Right now I’m trying to persuade myself to stop procrastinating and pick up stitches for the second sleeve on my Rocio Cardigan. My gauge is different than the designers so her ratio for picking up stitches won’t work for me. Instead, I mark the halfway point and check to see if I have half the stitches by that point. In other words trial and error. I believe the winning ratio on the first sleeve was 2 stitches per 3 rows with an occasional extra stitch thrown in closer to the top of the sleeve. I’m going to stop typing now and get to work.
I had a productive weekend and look what I did!
It’s hard to take photos of a hat on your head but at least you can see the stitch pattern.
A bit blurry again but you can see the crown decreases.
I think this hat will be perfect.
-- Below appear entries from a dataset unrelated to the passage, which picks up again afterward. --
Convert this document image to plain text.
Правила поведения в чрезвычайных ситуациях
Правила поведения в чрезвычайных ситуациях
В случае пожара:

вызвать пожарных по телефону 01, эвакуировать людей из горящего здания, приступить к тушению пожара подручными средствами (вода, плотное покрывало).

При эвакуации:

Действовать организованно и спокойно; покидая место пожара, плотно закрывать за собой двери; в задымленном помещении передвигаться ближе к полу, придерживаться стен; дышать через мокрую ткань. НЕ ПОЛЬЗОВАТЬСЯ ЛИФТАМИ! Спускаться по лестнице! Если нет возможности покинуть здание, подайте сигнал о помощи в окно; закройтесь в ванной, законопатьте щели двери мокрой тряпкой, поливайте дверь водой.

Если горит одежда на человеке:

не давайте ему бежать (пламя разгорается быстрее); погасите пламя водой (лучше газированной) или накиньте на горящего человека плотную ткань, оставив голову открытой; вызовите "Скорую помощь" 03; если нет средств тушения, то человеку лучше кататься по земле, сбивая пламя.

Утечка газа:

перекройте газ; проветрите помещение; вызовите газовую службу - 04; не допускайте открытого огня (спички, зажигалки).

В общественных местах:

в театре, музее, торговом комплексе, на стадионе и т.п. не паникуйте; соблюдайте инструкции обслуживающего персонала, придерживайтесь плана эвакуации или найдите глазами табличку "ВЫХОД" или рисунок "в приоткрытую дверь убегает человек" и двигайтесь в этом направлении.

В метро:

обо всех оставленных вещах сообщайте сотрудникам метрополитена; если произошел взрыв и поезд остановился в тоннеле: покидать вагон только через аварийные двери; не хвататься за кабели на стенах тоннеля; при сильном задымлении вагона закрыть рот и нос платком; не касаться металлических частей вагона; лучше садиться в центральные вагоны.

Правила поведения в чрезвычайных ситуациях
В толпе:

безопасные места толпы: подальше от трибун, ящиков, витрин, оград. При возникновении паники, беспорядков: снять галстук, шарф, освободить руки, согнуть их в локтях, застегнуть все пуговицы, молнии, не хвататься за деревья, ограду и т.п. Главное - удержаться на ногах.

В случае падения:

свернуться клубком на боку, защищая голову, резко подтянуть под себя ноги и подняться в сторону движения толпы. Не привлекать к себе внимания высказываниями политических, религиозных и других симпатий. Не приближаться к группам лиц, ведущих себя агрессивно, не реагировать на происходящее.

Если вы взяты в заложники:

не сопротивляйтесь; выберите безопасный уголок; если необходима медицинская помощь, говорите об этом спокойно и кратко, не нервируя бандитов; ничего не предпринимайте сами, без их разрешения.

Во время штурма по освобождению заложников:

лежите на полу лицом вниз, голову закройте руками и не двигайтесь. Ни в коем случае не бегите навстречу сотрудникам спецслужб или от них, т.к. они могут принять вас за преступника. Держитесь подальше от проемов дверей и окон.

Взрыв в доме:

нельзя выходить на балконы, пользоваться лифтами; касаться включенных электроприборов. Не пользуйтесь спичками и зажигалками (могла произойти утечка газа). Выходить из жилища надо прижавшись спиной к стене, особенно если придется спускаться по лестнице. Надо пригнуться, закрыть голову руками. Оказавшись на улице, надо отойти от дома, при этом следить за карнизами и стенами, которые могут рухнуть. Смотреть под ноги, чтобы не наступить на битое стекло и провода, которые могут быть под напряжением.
My instructions for this hat were to make it snug with a rolled brim that cover the ears when doubled. The hat is both of those things and sinfully soft as well. I don’t remember seeing my dad with any hair on his head so sinfully soft is a requirement for any hat I make him. I loved the yarn I used for this project. It’s Posh Yarn‘s Martha Sock and I really enjoyed working with it.